O rapper Marcelo D2 reacendeu o debate sobre os rumos do rap brasileiro ao afirmar que parte da cena perdeu sua identidade ao se aproximar demais de governos e estruturas de poder. Em uma reflexão sobre sua trajetória e sobre o momento atual do gênero, o artista disse sentir que o rap, antes marcado pela contestação e pela crítica social, “foi engolido pelo sistema”.
Segundo D2, a força do rap sempre esteve em seu caráter de resistência, autenticidade e enfrentamento das desigualdades.

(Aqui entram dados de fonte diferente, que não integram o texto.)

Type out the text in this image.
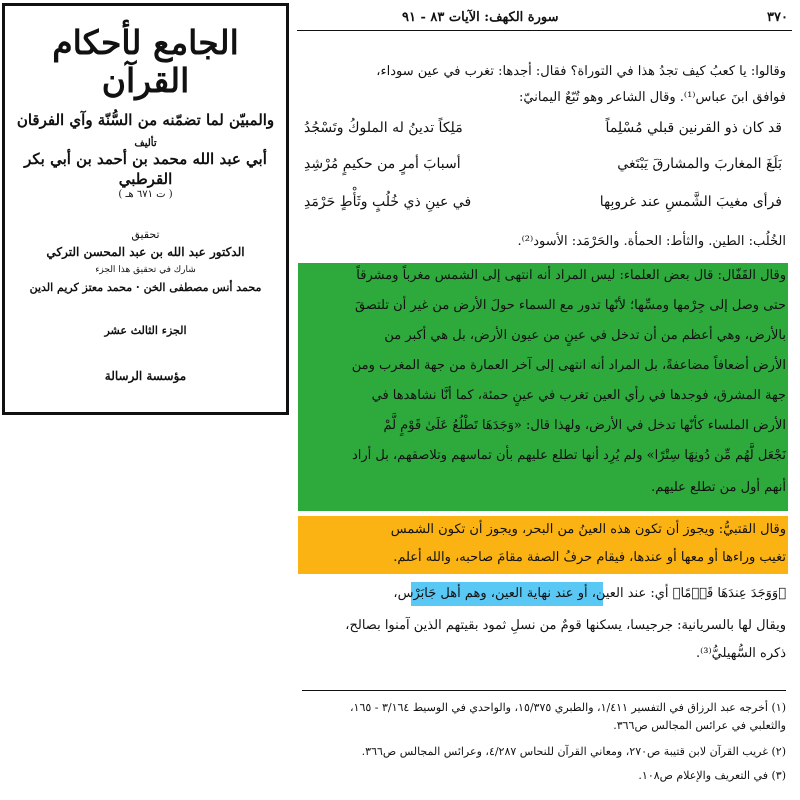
الجامع لأحكام القرآن
والمبيّن لما تضمّنه من السُّنّة وآي الفرقان
تأليف
أبي عبد الله محمد بن أحمد بن أبي بكر القرطبي
( ت ٦٧١ هـ )
تحقيق
الدكتور عبد الله بن عبد المحسن التركي
شارك في تحقيق هذا الجزء
محمد أنس مصطفى الخن · محمد معتز كريم الدين
الجزء الثالث عشر
مؤسسة الرسالة
٣٧٠
سورة الكهف: الآيات ٨٣ - ٩١
وقالوا: يا كعبُ كيف تجدُ هذا في التوراة؟ فقال: أجدها: تغرب في عين سوداء،
فوافق ابنَ عباس⁽¹⁾. وقال الشاعر وهو تُبّعٌ اليمانيّ:
قد كان ذو القرنين قبلي مُسْلِماً
مَلِكاً تدينُ له الملوكُ وتَسْجُدُ
بَلَغَ المغاربَ والمشارقَ يَبْتَغي
أسبابَ أمرٍ من حكيمٍ مُرْشِدِ
فرأى مغيبَ الشَّمسِ عند غروبِها
في عينِ ذي خُلُبٍ وثَأْطٍ حَرْمَدِ
الخُلُب: الطين. والثأط: الحمأة. والحَرْمَد: الأسود⁽²⁾.
وقال القَفّال: قال بعض العلماء: ليس المراد أنه انتهى إلى الشمس مغرباً ومشرقاً
حتى وصل إلى جِرْمها ومسِّها؛ لأنّها تدور مع السماء حولَ الأرض من غير أن تلتصقَ
بالأرض، وهي أعظم من أن تدخل في عينٍ من عيون الأرض، بل هي أكبر من
الأرض أضعافاً مضاعفةً، بل المراد أنه انتهى إلى آخر العمارة من جهة المغرب ومن
جهة المشرق، فوجدها في رأي العين تغرب في عينٍ حمئة، كما أنَّا نشاهدها في
الأرض الملساء كأنّها تدخل في الأرض، ولهذا قال: «وَجَدَهَا تَطْلُعُ عَلَىٰ قَوْمٍ لَّمْ
نَجْعَل لَّهُم مِّن دُونِهَا سِتْرًا» ولم يُرِد أنها تطلع عليهم بأن تماسهم وتلاصقهم، بل أراد
أنهم أول من تطلع عليهم.
وقال القتبيُّ: ويجوز أن تكون هذه العينُ من البحر، ويجوز أن تكون الشمس
تغيب وراءها أو معها أو عندها، فيقام حرفُ الصفة مقامَ صاحبه، والله أعلم.
﴿وَوَجَدَ عِندَهَا قَوۡمًا﴾ أي: عند العين، أو عند نهاية العين، وهم أهل جَابَرْس،
ويقال لها بالسريانية: جرجيسا، يسكنها قومٌ من نسلِ ثمود بقيتهم الذين آمنوا بصالح،
ذكره السُّهيليُّ⁽³⁾.
(١) أخرجه عبد الرزاق في التفسير ١/٤١١، والطبري ١٥/٣٧٥، والواحدي في الوسيط ٣/١٦٤ - ١٦٥،
والثعلبي في عرائس المجالس ص٣٦٦.
(٢) غريب القرآن لابن قتيبة ص٢٧٠، ومعاني القرآن للنحاس ٤/٢٨٧، وعرائس المجالس ص٣٦٦.
(٣) في التعريف والإعلام ص١٠٨.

Para ele, quando artistas passam a atuar alinhados ao governo ou a agendas institucionais, tendem a suavizar discursos e abandonar a postura que historicamente deu sentido ao movimento hip-hop no país.

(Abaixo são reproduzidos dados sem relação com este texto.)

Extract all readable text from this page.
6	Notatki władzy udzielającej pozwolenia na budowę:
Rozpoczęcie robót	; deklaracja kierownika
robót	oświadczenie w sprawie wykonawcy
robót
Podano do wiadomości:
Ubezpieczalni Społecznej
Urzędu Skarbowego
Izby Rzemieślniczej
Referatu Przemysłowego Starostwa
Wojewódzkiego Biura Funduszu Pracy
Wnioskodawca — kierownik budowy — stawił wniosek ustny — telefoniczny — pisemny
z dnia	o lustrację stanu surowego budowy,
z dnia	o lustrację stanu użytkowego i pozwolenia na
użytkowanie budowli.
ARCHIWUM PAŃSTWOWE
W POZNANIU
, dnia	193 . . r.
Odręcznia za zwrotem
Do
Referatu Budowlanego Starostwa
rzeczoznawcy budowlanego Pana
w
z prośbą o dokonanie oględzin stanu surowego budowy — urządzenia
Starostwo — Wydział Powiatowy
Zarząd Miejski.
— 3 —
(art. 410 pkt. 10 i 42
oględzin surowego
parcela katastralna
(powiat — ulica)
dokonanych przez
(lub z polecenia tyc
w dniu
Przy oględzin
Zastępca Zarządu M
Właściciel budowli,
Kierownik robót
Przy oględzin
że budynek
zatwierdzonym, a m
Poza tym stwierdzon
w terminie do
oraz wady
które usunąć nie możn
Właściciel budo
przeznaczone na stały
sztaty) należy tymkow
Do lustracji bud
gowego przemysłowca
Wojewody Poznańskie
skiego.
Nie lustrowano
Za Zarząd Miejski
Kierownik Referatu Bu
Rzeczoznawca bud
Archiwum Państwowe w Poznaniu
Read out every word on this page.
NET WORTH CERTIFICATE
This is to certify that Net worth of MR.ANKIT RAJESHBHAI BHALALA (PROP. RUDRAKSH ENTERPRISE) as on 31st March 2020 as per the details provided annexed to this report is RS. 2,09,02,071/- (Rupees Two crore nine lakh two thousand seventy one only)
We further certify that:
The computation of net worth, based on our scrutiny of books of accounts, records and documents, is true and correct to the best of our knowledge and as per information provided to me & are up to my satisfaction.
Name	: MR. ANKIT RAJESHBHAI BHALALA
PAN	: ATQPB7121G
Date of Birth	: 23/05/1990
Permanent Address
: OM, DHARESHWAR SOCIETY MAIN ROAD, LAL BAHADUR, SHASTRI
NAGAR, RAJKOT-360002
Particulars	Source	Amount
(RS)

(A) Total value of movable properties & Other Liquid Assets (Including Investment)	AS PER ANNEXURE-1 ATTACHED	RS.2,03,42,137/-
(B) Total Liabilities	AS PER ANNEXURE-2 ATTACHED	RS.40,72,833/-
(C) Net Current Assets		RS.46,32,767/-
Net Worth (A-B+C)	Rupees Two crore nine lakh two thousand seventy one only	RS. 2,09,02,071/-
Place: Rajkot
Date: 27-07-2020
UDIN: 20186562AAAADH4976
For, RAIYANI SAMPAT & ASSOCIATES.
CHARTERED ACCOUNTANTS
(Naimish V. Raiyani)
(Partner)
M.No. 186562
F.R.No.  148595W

O rapper afirmou: “Sinto muita falta do rap, que foi engolido pelo sistema e virou outra coisa”, destacando que a profissionalização do setor, as parcerias comerciais e a relação com projetos políticos acabaram modificando a essência do gênero. D2 critica o que considera uma domesticação da arte urbana — uma transformação que, segundo ele, dilui a potência original das periferias e afasta o rap de suas raízes.
A fala do artista surge em um momento em que parte da classe cultural brasileira reforça apoio público ao governo federal, participando de eventos, campanhas e projetos oficiais. Para D2, esse alinhamento excessivo pode comprometer a autenticidade de quem sempre se apresentou como voz independente das ruas.
Ele também relembra que o rap nasceu como um espaço de denúncia, não como extensão de partidos ou governos. Por isso, alerta que a mistura entre arte e poder pode desfigurar o DNA contestador que tornou o gênero uma das principais expressões culturais do país.
A declaração repercutiu fortemente nas redes, dividindo opiniões dentro e fora da comunidade hip-hop. Enquanto alguns concordam com a crítica sobre perda de identidade, outros defendem que artistas têm o direito de se posicionar politicamente sem perder legitimidade.